"Dios no mira el mundo desde lejos", declaró el papa León XIV en el Ángelus del 11 de enero de 2026. Pocas horas después de bautizar a veinte niños en la Capilla Sixtina, el papa exhortó a los cristianos a recordar su bautismo, ese "gran don" que los compromete a "dar testimonio con alegría y coherencia".
Al mediodía, bajo un hermoso sol invernal, el pontífice se asomó este domingo a la ventana del Palacio Apostólico, a cuyos pies, en la plaza de San Pedro, varios miles de fieles se habían reunido para escucharlo y saludarlo. León XIV recordó que ese domingo la Iglesia conmemoraba el bautismo de Jesús, que marcó el comienzo del "tiempo ordinario" en el año litúrgico.

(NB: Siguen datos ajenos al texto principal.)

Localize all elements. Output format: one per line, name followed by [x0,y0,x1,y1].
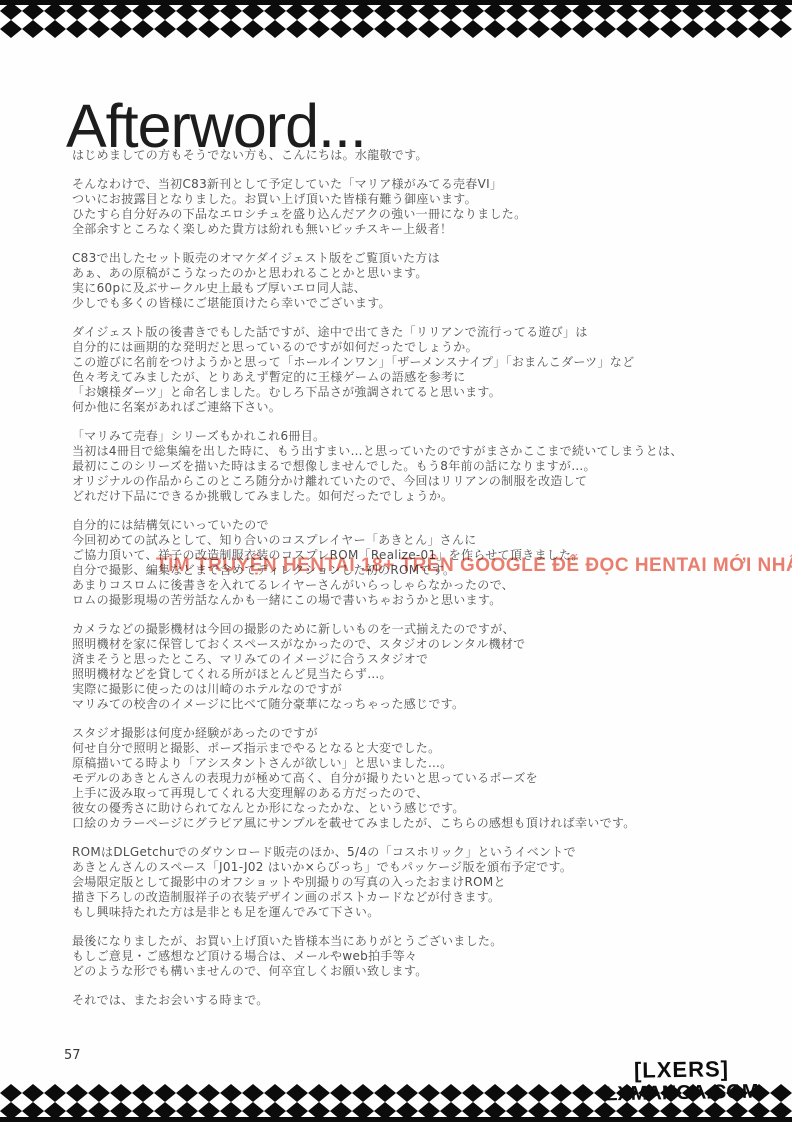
afterword-paragraph: スタジオ撮影は何度か経験があったのですが 何せ自分で照明と撮影、ポーズ指示までや… [72,726,756,831]
vietnamese-watermark: TÌM TRUYỆN HENTAI 18+ TRÊN GOOGLE ĐỂ ĐỌC… [156,555,792,577]
page-number: 57 [64,1048,81,1063]
afterword-paragraph: ROMはDLGetchuでのダウンロード販売のほか、5/4の「コスホリック」とい… [72,845,756,920]
afterword-paragraph: はじめましての方もそうでない方も、こんにちは。水龍敬です。 [72,148,756,163]
afterword-paragraph: そんなわけで、当初C83新刊として予定していた「マリア様がみてる売春VI」 つい… [72,177,756,237]
afterword-paragraph: 「マリみて売春」シリーズもかれこれ6冊目。 当初は4冊目で総集編を出した時に、も… [72,429,756,504]
scanlator-name: [LXERS] [604,1057,758,1084]
afterword-paragraph: それでは、またお会いする時まで。 [72,993,756,1008]
scanlator-site: LXMANGA.COM [605,1081,759,1106]
scanlator-watermark: [LXERS] LXMANGA.COM [604,1057,758,1106]
afterword-paragraph: カメラなどの撮影機材は今回の撮影のために新しいものを一式揃えたのですが、 照明機… [72,622,756,712]
top-diamond-border [0,0,792,38]
afterword-paragraph: C83で出したセット販売のオマケダイジェスト版をご覧頂いた方は あぁ、あの原稿が… [72,251,756,311]
afterword-paragraph: 最後になりましたが、お買い上げ頂いた皆様本当にありがとうございました。 もしご意… [72,934,756,979]
afterword-paragraph: ダイジェスト版の後書きでもした話ですが、途中で出てきた「リリアンで流行ってる遊び… [72,325,756,415]
afterword-text-block: はじめましての方もそうでない方も、こんにちは。水龍敬です。 そんなわけで、当初C… [72,148,756,1022]
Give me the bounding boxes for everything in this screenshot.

El Papa explicó que durante este período, los cristianos están invitados a "seguir juntos al Señor", confirmando así su bautismo, "ese sacramento que nos convierte en cristianos, liberándonos del pecado y transformándonos en hijos de Dios, por el poder de su Espíritu de vida". Destacó cómo Jesús, al elegir ser bautizado por Juan el Bautista a pesar de no ser pecador, abrazó plenamente su humanidad, una señal del "amor sorprendente" de Dios por toda la humanidad.

"Dios no mira el mundo desde lejos, sin tocar nuestras vidas, nuestros males y nuestras expectativas", aseguró el jefe de la Iglesia católica, sino que "toma sobre sí lo que es nuestro, incluido el pecado, y nos da lo que es suyo, es decir, la gracia de una vida nueva y eterna". Es este acontecimiento, subrayó, el que el sacramento del bautismo realiza "en todo momento y en todo lugar".
El Papa describió el bautismo, por el que se entra en el "pueblo de Dios", como un "signo sagrado" que debe acompañar "para siempre" la vida del cristiano, e invitó a recordar este "gran don recibido" en este día y a "dar testimonio de él con alegría y coherencia". "En las horas oscuras, el bautismo es luz; en los conflictos de la vida, el bautismo es reconciliación; en la hora de la muerte, el bautismo es la puerta del cielo", concluyó.